The way this cops out on The Beatles quickly starts to grate; the only version of them relevant here is the safe as houses ‘Ob-la-di Ob-la-da’ one that Jimmy Tarbuck and Cilla Black used to cover on Live at the Palladium. Yes, The Beatles were that, but they also had sharp edges; you see ‘Revolution’ and ‘Helter Skelter’ written on post-it notes on Jack’s memory wall, but you know he’ll never play them. A rooftop concert by our time-sick troubadour that cries out for an incendiary and completely narratively appropriate version of ‘Get Back’ pointedly fumbles the pass. Still, if Paul McCartney singing ‘Hey Jude’ for the umpteenth time is your idea of heaven, this is for you.
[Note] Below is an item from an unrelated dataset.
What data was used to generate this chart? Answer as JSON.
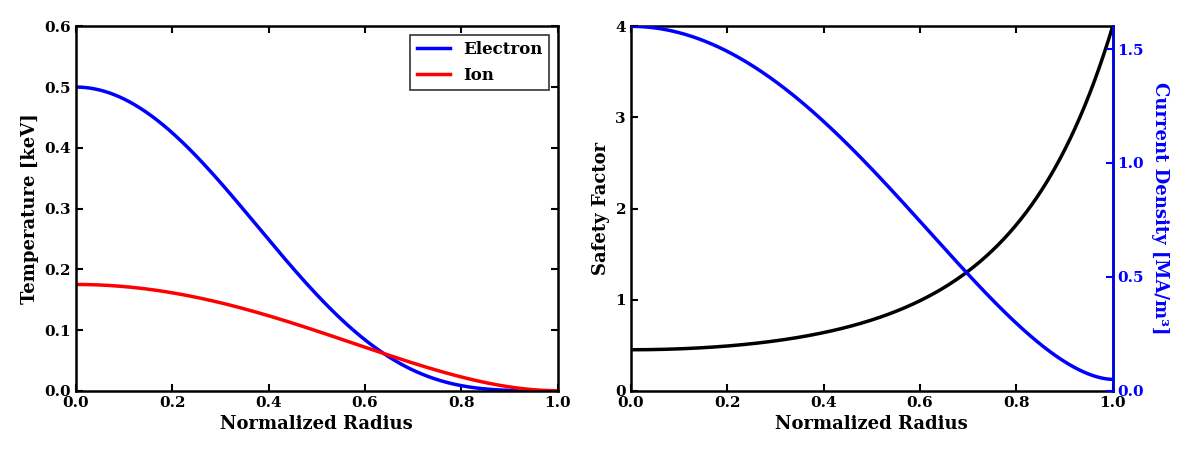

Ed Sheeran fans will also be pleased because he’s in it a lot, and to be fair to the ginger pestilence, while he’s no actor, he’s miles better here than in Game of Thrones. There is one initially gob-smacking moment when Jack is dispatched to find an old musical hero who by all rights should be dead, but, this being a Curtis script, the opportunity to sprinkle some dramatic grit over proceedings and explore the SF dimension is thrown away in favour of the sort of mawkish man-hugging that would have had the real Lennon gagging on his popcorn.
By the third act, when the inevitable, schmaltzy confession of love in front of a lighters-aloft Wembley Stadium crowd is cranking the Curtis-meter to eleven, whatever edge Boyle tries to inject into Working Title’s pensionable boy-meets-girl formula (©The Tall Man, 1989) has been suffocated to death. The big reveal, when it comes, opens up an intriguing can of worms that Boyle and Curtis simply toss into the long grass in favour of a brain-dead dash for the finish line. If you’re hoping for some timey-wimey capital from the Twilight Zone conceit of all this, help yourself to some open-goal jokes about Harry Potter and Oasis and a lot of comedy Google searches.
In an age when character comedy has brilliantly come of age and left the Curtis model high and dry somewhere back in the late '90s, this tired mix of his usual tropes with a misguided attempt at sanctifying The Beatles into some sort of dewy-eyed Northern religion rings decidedly hollow. If you must gorge yourself to this soft-focus treacle, be prepared to have the White Album on constant repeat for a full week afterwards to get your insulin level out of danger.